The alternative to the Paulson plan is “chaos,” said the St. Louis Post Dispatch. While it’s never good to tie taxpayers to the fate of private companies, in this case the “rescue appears to have been necessary.” If Fannie and Freddie were allowed to fail, “money for new mortgages would dry up” and the bottom would come out of the housing market. The government’s guarantee should be enough to save these companies, so that taxpayers don’t take another hit.

It’s a little late to worry about the taxpayers, said The Wall Street Journal. In creating Freddie and Fannie, Congress provided “an implicit taxpayer guarantee,” and everyone knows the government cannot allow these companies to fail. The question is how to use this moment to rein in “these monsters.” Paulson should put the companies into federal receivership and appoint a “czar” with power over management and a mandate to protect taxpayer interests. Otherwise, the companies will simply exploit federal protection to indulge in more foolish and risky behavior.

What the columnists said

Let’s face it, said David Ignatius in The Washington Post, the banking industry is going up in flames, and the Fed and the Treasury Department are now racing around like “a pell-mell fire brigade,” hosing down every new fire with the taxpayers’ money. But how many banks can the government bail out? The stocks of Wachovia, Citigroup, SunTrust, and Washington Mutual have all plunged from 70 percent to 92 percent in one year.

There’s already been a huge price to pay for the government’s bailouts, said Joshua Rosner in the Financial Times. The profligate use of tens of billions of federal dollars to rescue bad banks has created rising inflation and a “debased” U.S. dollar. “By the time we are finished with this tragic period in U.S. economic history,” capitalism will be on its knees, laid low by poor policy decisions and the “nationalization of bad assets.”

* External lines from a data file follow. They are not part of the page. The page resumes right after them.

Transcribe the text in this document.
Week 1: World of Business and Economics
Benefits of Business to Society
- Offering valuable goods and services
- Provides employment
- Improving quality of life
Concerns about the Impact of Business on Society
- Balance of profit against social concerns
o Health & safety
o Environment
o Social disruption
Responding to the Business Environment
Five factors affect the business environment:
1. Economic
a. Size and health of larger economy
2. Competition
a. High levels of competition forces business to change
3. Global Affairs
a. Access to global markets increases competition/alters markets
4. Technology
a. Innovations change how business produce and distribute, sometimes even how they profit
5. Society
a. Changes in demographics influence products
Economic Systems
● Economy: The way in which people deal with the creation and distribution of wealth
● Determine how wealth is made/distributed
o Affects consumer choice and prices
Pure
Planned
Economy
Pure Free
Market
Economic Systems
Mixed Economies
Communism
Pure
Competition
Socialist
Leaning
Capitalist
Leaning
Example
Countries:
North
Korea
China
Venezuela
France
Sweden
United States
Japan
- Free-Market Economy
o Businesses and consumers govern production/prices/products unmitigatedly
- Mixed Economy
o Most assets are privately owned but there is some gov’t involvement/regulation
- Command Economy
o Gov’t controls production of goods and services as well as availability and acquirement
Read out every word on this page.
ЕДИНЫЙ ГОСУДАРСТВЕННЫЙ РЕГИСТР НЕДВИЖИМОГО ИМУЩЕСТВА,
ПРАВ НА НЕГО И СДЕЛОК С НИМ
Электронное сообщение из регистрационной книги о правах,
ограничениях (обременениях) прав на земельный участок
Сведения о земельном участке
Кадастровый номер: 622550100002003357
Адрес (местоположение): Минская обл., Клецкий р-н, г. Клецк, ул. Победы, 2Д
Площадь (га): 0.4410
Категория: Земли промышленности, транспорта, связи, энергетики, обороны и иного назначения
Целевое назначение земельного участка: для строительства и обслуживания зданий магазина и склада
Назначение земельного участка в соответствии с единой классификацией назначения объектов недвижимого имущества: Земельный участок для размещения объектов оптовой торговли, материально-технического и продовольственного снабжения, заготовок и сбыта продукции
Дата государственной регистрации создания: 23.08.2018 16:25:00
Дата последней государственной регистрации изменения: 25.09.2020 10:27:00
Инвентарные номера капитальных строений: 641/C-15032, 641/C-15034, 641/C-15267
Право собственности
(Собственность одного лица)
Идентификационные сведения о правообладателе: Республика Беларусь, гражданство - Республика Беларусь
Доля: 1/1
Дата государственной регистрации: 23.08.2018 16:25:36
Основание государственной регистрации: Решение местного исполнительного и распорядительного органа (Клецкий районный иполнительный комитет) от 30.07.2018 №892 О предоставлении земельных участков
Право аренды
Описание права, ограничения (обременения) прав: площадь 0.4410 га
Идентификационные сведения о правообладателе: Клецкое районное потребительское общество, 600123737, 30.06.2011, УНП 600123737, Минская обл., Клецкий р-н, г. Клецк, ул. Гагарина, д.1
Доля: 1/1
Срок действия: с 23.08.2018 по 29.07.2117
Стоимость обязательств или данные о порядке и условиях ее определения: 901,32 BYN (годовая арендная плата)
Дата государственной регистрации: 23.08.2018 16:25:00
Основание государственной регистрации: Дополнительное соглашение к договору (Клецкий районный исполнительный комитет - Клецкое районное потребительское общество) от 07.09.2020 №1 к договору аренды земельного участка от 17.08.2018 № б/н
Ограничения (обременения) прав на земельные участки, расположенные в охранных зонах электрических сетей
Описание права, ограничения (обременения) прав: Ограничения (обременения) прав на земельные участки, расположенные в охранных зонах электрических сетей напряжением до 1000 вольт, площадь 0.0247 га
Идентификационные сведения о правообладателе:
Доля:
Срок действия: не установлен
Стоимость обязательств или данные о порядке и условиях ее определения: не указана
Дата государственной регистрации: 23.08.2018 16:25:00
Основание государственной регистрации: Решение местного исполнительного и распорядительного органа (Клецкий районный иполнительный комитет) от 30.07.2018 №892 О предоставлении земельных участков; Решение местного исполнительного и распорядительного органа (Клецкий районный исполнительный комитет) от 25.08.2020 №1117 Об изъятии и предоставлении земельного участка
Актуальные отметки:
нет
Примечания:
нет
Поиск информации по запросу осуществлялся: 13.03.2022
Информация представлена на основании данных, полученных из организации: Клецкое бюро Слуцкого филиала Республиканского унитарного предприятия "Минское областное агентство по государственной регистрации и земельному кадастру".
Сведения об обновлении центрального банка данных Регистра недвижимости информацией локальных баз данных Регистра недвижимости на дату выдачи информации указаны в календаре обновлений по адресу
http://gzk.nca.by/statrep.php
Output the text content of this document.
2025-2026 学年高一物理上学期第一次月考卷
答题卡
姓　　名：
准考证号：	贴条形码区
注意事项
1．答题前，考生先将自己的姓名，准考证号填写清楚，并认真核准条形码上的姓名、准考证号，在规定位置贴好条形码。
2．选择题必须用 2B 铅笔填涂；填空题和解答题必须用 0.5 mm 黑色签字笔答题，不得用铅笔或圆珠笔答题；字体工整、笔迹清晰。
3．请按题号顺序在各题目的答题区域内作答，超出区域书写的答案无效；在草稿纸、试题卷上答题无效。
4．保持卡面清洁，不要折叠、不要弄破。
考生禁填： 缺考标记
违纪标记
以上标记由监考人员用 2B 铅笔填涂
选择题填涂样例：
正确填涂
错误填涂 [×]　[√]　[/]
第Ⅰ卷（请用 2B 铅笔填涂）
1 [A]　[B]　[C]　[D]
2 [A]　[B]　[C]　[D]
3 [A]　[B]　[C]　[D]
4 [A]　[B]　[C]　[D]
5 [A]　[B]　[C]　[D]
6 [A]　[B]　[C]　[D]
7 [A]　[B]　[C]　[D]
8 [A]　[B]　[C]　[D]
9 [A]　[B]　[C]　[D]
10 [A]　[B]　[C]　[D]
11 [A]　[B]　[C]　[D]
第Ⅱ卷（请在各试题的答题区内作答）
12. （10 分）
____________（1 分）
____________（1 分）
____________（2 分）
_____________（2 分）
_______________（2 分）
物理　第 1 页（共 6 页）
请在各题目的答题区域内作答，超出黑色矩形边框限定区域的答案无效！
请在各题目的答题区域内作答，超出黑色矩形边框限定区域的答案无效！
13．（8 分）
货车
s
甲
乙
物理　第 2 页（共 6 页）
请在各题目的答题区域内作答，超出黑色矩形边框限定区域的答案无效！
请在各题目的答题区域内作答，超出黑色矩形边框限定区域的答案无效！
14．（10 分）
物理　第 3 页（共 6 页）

No wonder that some economists are saying the U.S. now faces “its most serious economic crisis since 1932,” said Andrew Leonard in Salon.com. But the cause of this crisis is not government bailouts of failing industries. Freed by the Bush administration to do what they pleased, the banking, mortgage, and financial industries gambled billions on amazingly stupid loans, creating a giant sinkhole that is now sucking in the entire economy. In the end, the principal casualty of this debacle will be the laughable idea that “unregulated markets are a sensible way to run an economy.”

What next?

In testimony before Congress this week, a somber Federal Reserve Chairman Ben Bernanke warned that there is no end in sight for the ongoing economic downturn. “This is clearly a rough time,” Bernanke said, warning of “downside risks” for the rest of the year. With the consumer price index jumping 1.1 percent in June, Bernanke said the Fed was facing “significant challenges,” since lowering interest rates to boost the economy would feed inflation. For most Americans, that means more pain ahead, said Richard Moody, an economist at Mission Residential. “There’s not enough lipstick to put on this pig,” Moody said. “U.S. workers are falling farther and farther behind.”